Division of Cardiology, Baylor University Medical CenterDallasTexas.
Proc (Bayl Univ Med Cent). 2020 May 29;33(3):366-369. doi: 10.1080/08998280.2020.1771164. eCollection 2020 Jul.
This systematic review analyzed whether the presence or absence of gastrointestinal symptoms in patients with SARS-COV-2 infection is associated with adverse outcomes.
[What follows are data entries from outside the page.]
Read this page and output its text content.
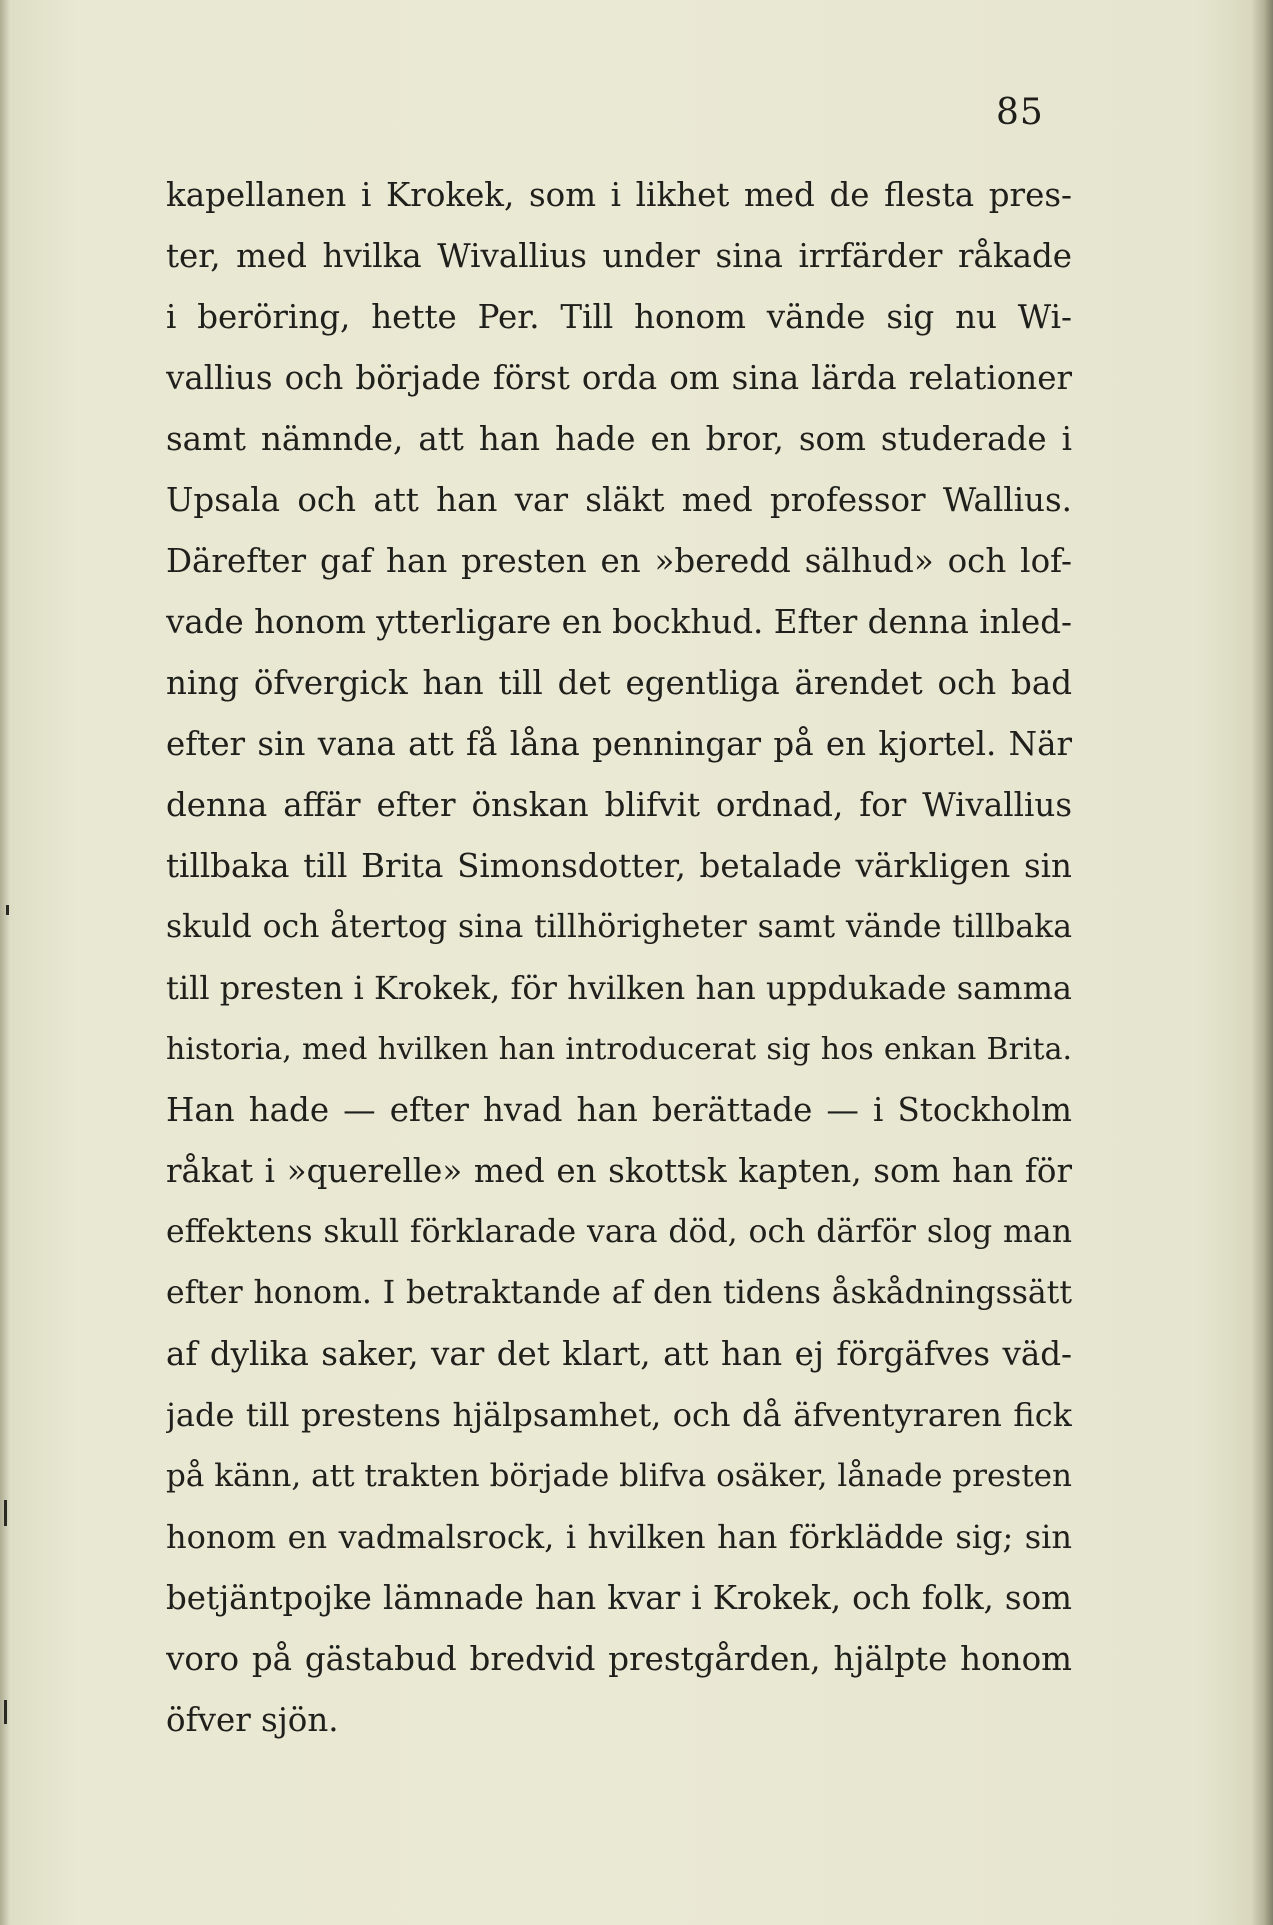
85
kapellanen i Krokek, som i likhet med de flesta pres-
ter, med hvilka Wivallius under sina irrfärder råkade
i beröring, hette Per. Till honom vände sig nu Wi-
vallius och började först orda om sina lärda relationer
samt nämnde, att han hade en bror, som studerade i
Upsala och att han var släkt med professor Wallius.
Därefter gaf han presten en »beredd sälhud» och lof-
vade honom ytterligare en bockhud. Efter denna inled-
ning öfvergick han till det egentliga ärendet och bad
efter sin vana att få låna penningar på en kjortel. När
denna affär efter önskan blifvit ordnad, for Wivallius
tillbaka till Brita Simonsdotter, betalade värkligen sin
skuld och återtog sina tillhörigheter samt vände tillbaka
till presten i Krokek, för hvilken han uppdukade samma
historia, med hvilken han introducerat sig hos enkan Brita.
Han hade — efter hvad han berättade — i Stockholm
råkat i »querelle» med en skottsk kapten, som han för
effektens skull förklarade vara död, och därför slog man
efter honom. I betraktande af den tidens åskådningssätt
af dylika saker, var det klart, att han ej förgäfves väd-
jade till prestens hjälpsamhet, och då äfventyraren fick
på känn, att trakten började blifva osäker, lånade presten
honom en vadmalsrock, i hvilken han förklädde sig; sin
betjäntpojke lämnade han kvar i Krokek, och folk, som
voro på gästabud bredvid prestgården, hjälpte honom
öfver sjön.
Searching the Cochrane Center Register of Controlled Trials, we included any studies looking at patients with COVID-19 with gastrointestinal symptoms (nausea, vomiting, diarrhea, abdominal pain) compared to those with COVID-19 but without gastrointestinal manifestations as a control group. The final search yielded 186 articles, all of which were individually screened. Seven studies were identified but three were excluded: one due to lack of a control group without gastrointestinal symptoms, one reported as viral RNA in the stool, and one with only non-critically ill patients. Results of the meta-analysis showed a pooled odds ratio for mortality among those with COVID-19 and gastrointestinal symptoms of 0.91 (confidence interval 0.49-1.68) with heterogeneity of 0% and a pooled odds ratio for acute respiratory distress syndrome of 2.94 (confidence interval 1.17-7.40) with heterogeneity of 0%. In conclusion, gastrointestinal symptoms with COVID-19 are associated with a higher risk of acute respiratory distress syndrome, but do not increase the risk for mortality.
本系统评价分析了新型冠状病毒肺炎(SARS-COV-2)感染患者胃肠道症状的有无是否与不良结局相关。通过检索Cochrane对照试验中心注册库,我们纳入了任何一项研究,该研究将有胃肠道症状(恶心、呕吐、腹泻、腹痛)的新型冠状病毒肺炎(COVID-19)患者与无胃肠道表现的COVID-19患者作为对照组进行比较。最终检索得到186篇文章,所有文章均进行了单独筛选。确定了7项研究,但排除了3项:1项因缺乏无胃肠道症状的对照组,1项报告粪便中有病毒RNA,1项仅涉及非重症患者。荟萃分析结果显示,有胃肠道症状的COVID-19患者的合并死亡比值比为0.91(置信区间0.49-1.68),异质性为0%;急性呼吸窘迫综合征的合并比值比为2.94(置信区间1.17-7.40),异质性为0%。总之,COVID-19患者的胃肠道症状与急性呼吸窘迫综合征的较高风险相关,但不会增加死亡风险。